With the news that Qantas may be the most recent private equity target, it makes you wonder – is anyone safe?

Fortune produced an interesting article highlighting some of the reasons why private equity firms have produced such stunning results in recent years (PE earned 22.5% in the US last year, versus 6.6% for the S&P500).

PE has some clear advantages over public ownership. First, when senior employees work for a company owned by a PE firm with a specific exit strategy, “executives realise that they gain nothing by resisting change: with the exit looming, driving change is their only hope.”

Second, in privately held companies, a “far larger share of executive pay [is] tied to the performance of an executive’s business”. As noted by Dunkin Brands CEO, Jon Luther, whose company is privately owned:

I insisted that all officers invest personally. Management has a substantial amount of their personal money in this. It makes a huge difference in the 40 officers of the company when they show up for work they have an ownership mentality rather than a corporate mentality. [T]he resulting difference in behaviour is clear: There’s now a very different discipline in how you spend money…if it doesn’t grow the business, why would you do it?

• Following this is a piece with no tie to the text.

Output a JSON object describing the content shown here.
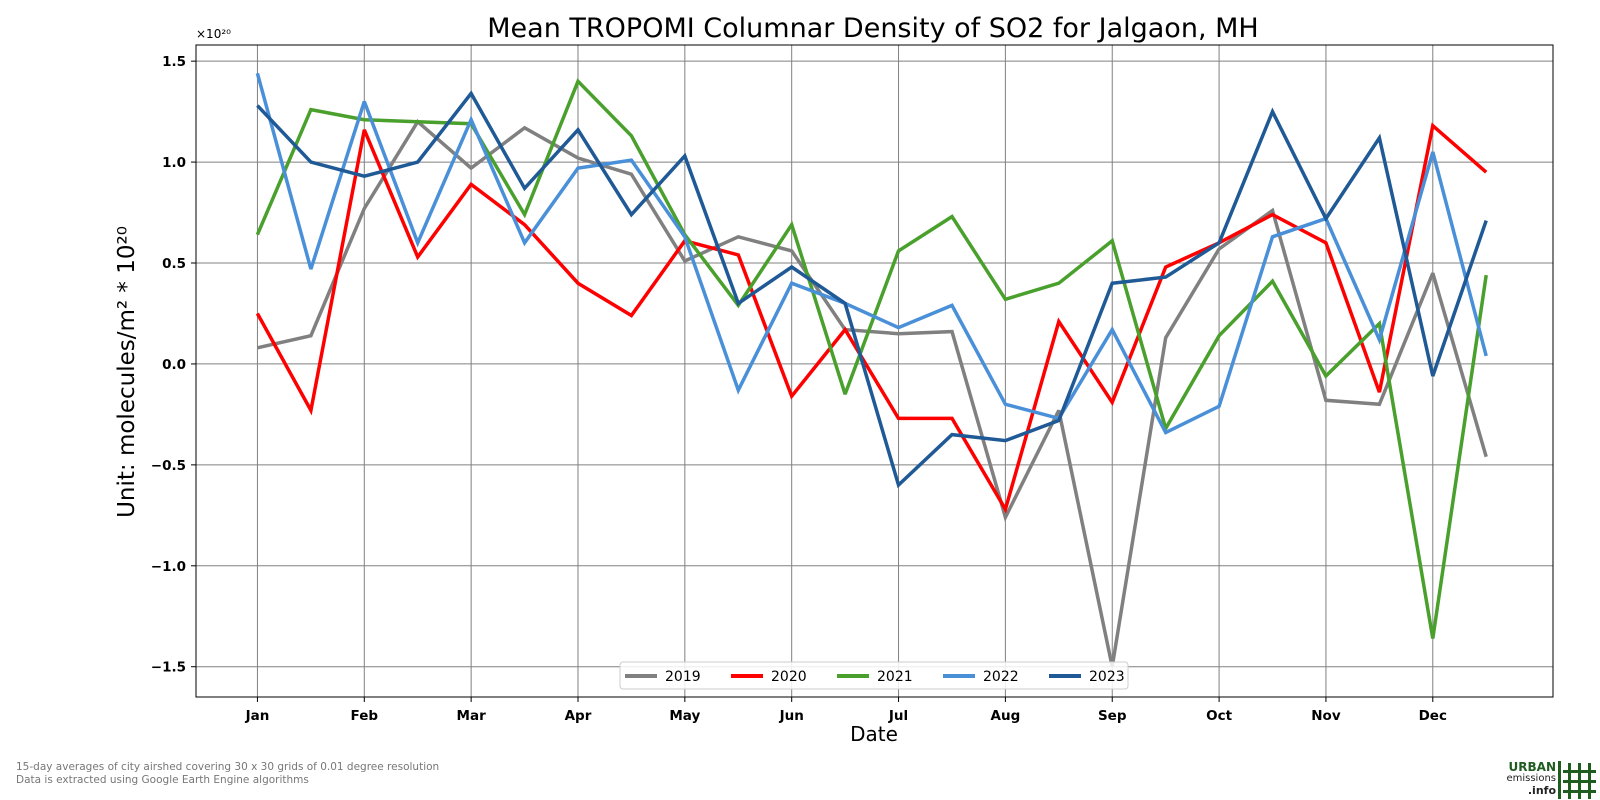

What’s more, PE owned companies don’t have to deal with outside shareholders, analysts and the media, which distracts them from their actual job – running the company. As noted in Fortune, “a public company CEO is lucky if he spends 60% of his time actually running the place”.

All that being said, the key to PE firms earning huge returns is improving the efficiency of the publicly run company then selling it a few years later. This is being magnificently executed by Newbridge at Myer.

One wonders whether Qantas, which has been run efficiently by Geoff Dixon, has all that much fat to cut. In addition, airlines are far more prone to violent factors affecting demand (oil shocks, terrorist scares, new competitors) than retailers or media companies. Never an ideal situation when using bucket loads of debt (possibly as much as $17 billion in Qantas’s case).

It should be noted that this is not the first time that private equity (or corporate raiders, as they were called in the 1980s) have dabbled in airlines. Back in 1986, corporate raider (and Forbes 400 member) Carl Icahn acquired TWA (after a battle with fellow airline raider, Frank Lorenzo). Icahn proceeded to dismember TWA, selling off pieces to competitors. Seven years later, TWA was declared bankrupt (although Icahn was able to emerge relatively unscathed after a series of deals). TWA struggled in the years after Icahn departed and was eventually taken over by American Airlines in 2001.

Some will also remember what happened to that other famous corporate raider, Gordon Gekko, when he tried to take over Bluestar Airlines in 1987. Admittedly, that was only a movie.